Fed-Heart Disease

The Heart Disease dataset [1] was collected in 1988 in four centers: Cleveland, Hungary, Switzerland and Long Beach V. We do not own the copyright of the data: everyone using this dataset should abide by its licence and give proper attribution to the original authors. It is available for download here.

Dataset description

Please refer to the dataset website for an exhaustive data sheet. The table below provides a high-level description of the dataset.

Dataset description

Description

Heart Disease dataset.

Dataset size

39,6 KB.

Centers

4 centers - Cleveland, Hungary, Switzerland and Long Beach V.

Records per center

Train/Test: 199/104, 172/89, 30/16, 85/45.

Inputs shape

16 features (tabular data).

Total nb of points

Task

Binary classification

License and data usage terms

This dataset is licensed under a Creative Commons Attribution 4.0 International (CC-BY 4.0) license by its authors. Anyone using this dataset should abide by its licence and give proper attribution to the original authors.

Ethics

As per the dataset website, sensitive entries of the dataset were removed by the original authors:

The names and social security numbers of the patients were recently removed from the database, replaced with dummy values.

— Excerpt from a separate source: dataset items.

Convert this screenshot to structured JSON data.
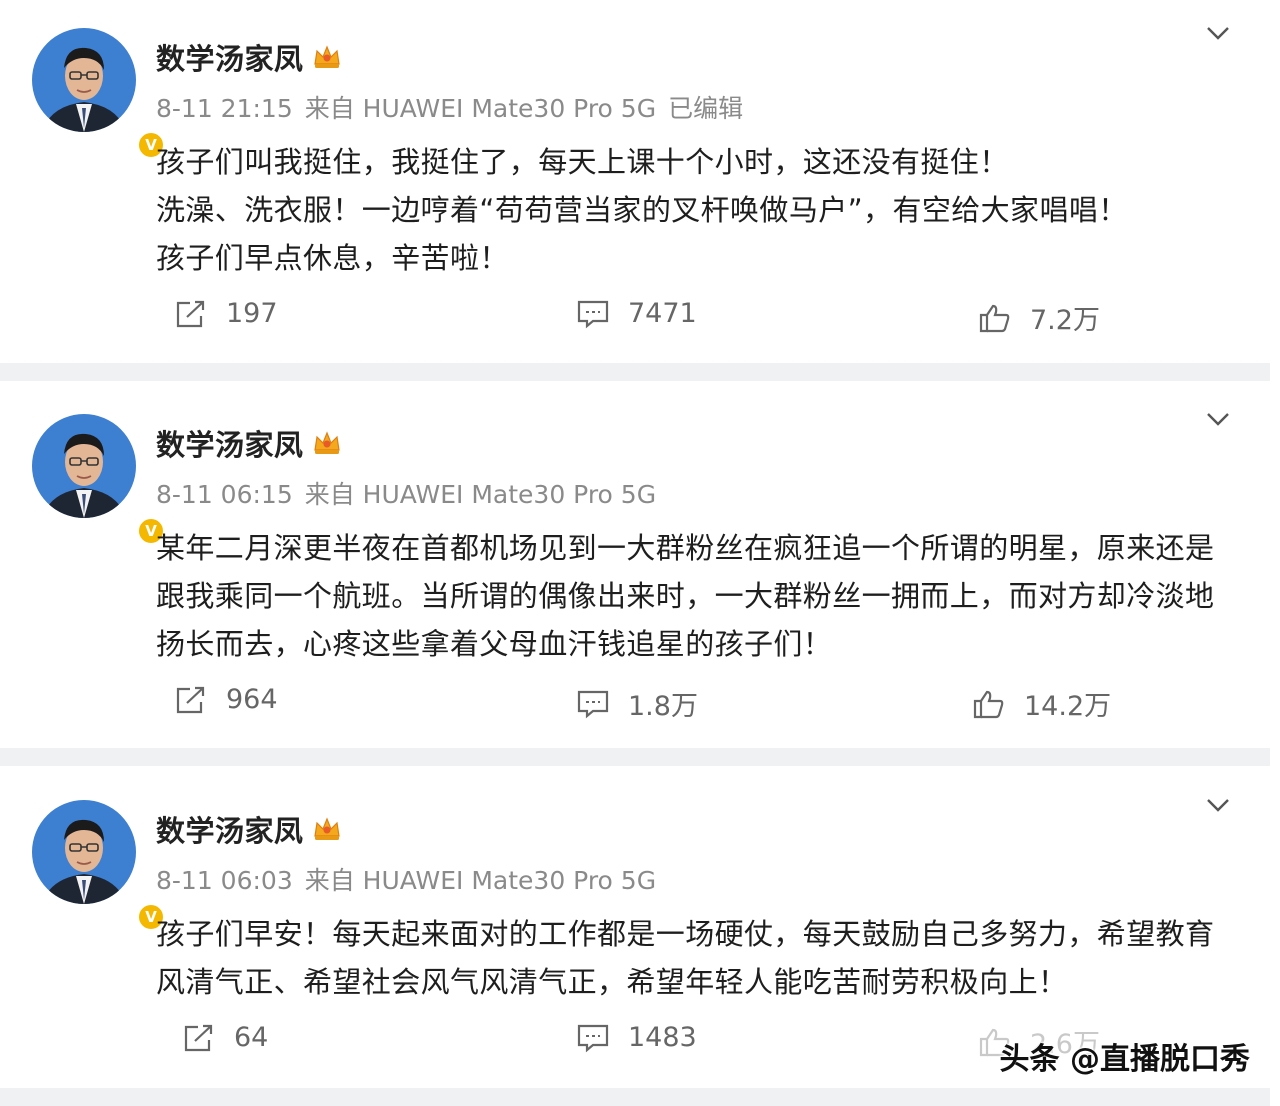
{
  "posts": [
    {
      "author": "数学汤家凤",
      "time": "8-11 21:15",
      "source": "来自 HUAWEI Mate30 Pro 5G",
      "edited": "已编辑",
      "lines": [
        "孩子们叫我挺住，我挺住了，每天上课十个小时，这还没有挺住！",
        "洗澡、洗衣服！一边哼着“苟苟营当家的叉杆唤做马户”，有空给大家唱唱！",
        "孩子们早点休息，辛苦啦！"
      ],
      "reposts": "197",
      "comments": "7471",
      "likes": "7.2万"
    },
    {
      "author": "数学汤家凤",
      "time": "8-11 06:15",
      "source": "来自 HUAWEI Mate30 Pro 5G",
      "edited": "",
      "lines": [
        "某年二月深更半夜在首都机场见到一大群粉丝在疯狂追一个所谓的明星，原来还是",
        "跟我乘同一个航班。当所谓的偶像出来时，一大群粉丝一拥而上，而对方却冷淡地",
        "扬长而去，心疼这些拿着父母血汗钱追星的孩子们！"
      ],
      "reposts": "964",
      "comments": "1.8万",
      "likes": "14.2万"
    },
    {
      "author": "数学汤家凤",
      "time": "8-11 06:03",
      "source": "来自 HUAWEI Mate30 Pro 5G",
      "edited": "",
      "lines": [
        "孩子们早安！每天起来面对的工作都是一场硬仗，每天鼓励自己多努力，希望教育",
        "风清气正、希望社会风气风清气正，希望年轻人能吃苦耐劳积极向上！"
      ],
      "reposts": "64",
      "comments": "1483",
      "likes": "2.6万"
    }
  ],
  "badge": "V",
  "watermark": "头条 @直播脱口秀",
  "colors": {
    "meta": "#8a8a8a",
    "separator": "#f0f1f3",
    "badge": "#f5b800",
    "crown": "#f4a81c"
  }
}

Download and preprocessing instructions

To download the data, First cd into the dataset_creation_scripts folder:

cd flamby/datasets/fed_heart_disease/dataset_creation_scripts

then simply run the following command:

python download.py --output-folder ./heart_disease_dataset

This will download 38.6ko of data.

IMPORTANT : If you choose to relocate the dataset after downloading it, it is imperative that you run the following script otherwise all subsequent scripts will not find it:

python update_config.py --new-path /new/path/towards/dataset

Using the dataset

Now that the dataset is ready for use you can load it using the low or high-level API by doing:

from flamby.datasets.fed_heart_disease import FedHeartDisease, HeartDiseaseRaw

# To load the first center as a pytorch dataset
center0 = FedHeartDisease(center=0, train=True)
# To load the second center as a pytorch dataset
center1 = FedHeartDisease(center=1, train=True)
# To sample batches from each of the local datasets use the traditional pytorch API
from torch.utils.data import DataLoader as dl

X, y = iter(dl(center0, batch_size=16, shuffle=True, num_workers=0)).next()

More informations on how to train model and handle flamby datasets in general are available in the Quickstart

Benchmarking the baseline on a pooled setting

In order to benchmark the baseline on the pooled dataset one need to download and preprocess the dataset and launch the following script:

python benchmark.py

This will train a logistic regression classifier (which is the strongest baseline according to UCI ML Repository.

References

[1] Janosi, Andras, Steinbrunn, William, Pfisterer, Matthias, Detrano, Robert & M.D., M.D.. (1988). Heart Disease. UCI Machine Learning Repository.